Gramsci, McCain and politics

A fascinating post by Paul Rosenberg at Open Left on how Gramsci’s ideas on politics applies to the recent story in the New York Times on John McCain, as well as the conservative movement’s attempt to deconstruct it. But as with other Rosenberg posts, you kind of have to sift through it to find the good stuff.

Rosenberg writes:

To overcome the power of hegemony, and create a workers revolution, Gramsci argued for a two-fold strategy, First, a “war of position” to build working-class counter-institutions, and take over bourgoise ones while promulgating working-class ideology. Second, once this stage was successful, then a “war of movement” to the actual insurrection against capitalism, with mass support that Marxist theory originally predicted.
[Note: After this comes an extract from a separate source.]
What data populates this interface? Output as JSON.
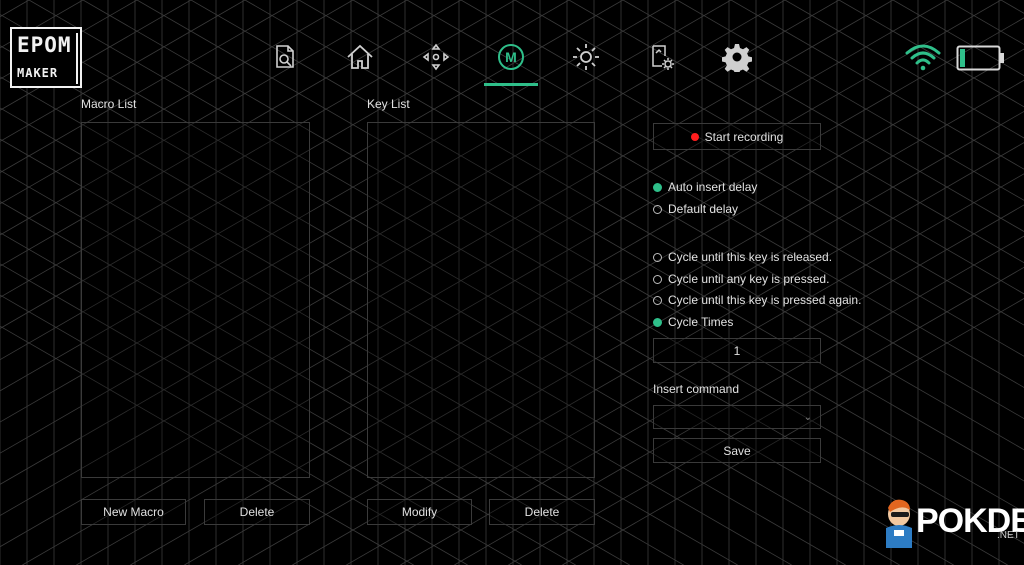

Consciously or not, the American right has adopted Gramsci’s fundamental insight, but adapted it to their somewhat different position in society.  On the one hand, as Gramsci advised, they have dilligently built up their own institutional infrastructure, and attacked existing instriutional structures that they do not control, seeking either to take over or cripple or destroy them.  On the other hand, they have combined the war of position and war of movement into a more integrated whole, frequently taking advantage of a constellation of positions to launch a “war of movement” attack on an insitution they wish to cripple, destroy or take over, or an idea, principle, value, or narrative they wish to discredit, or subvert.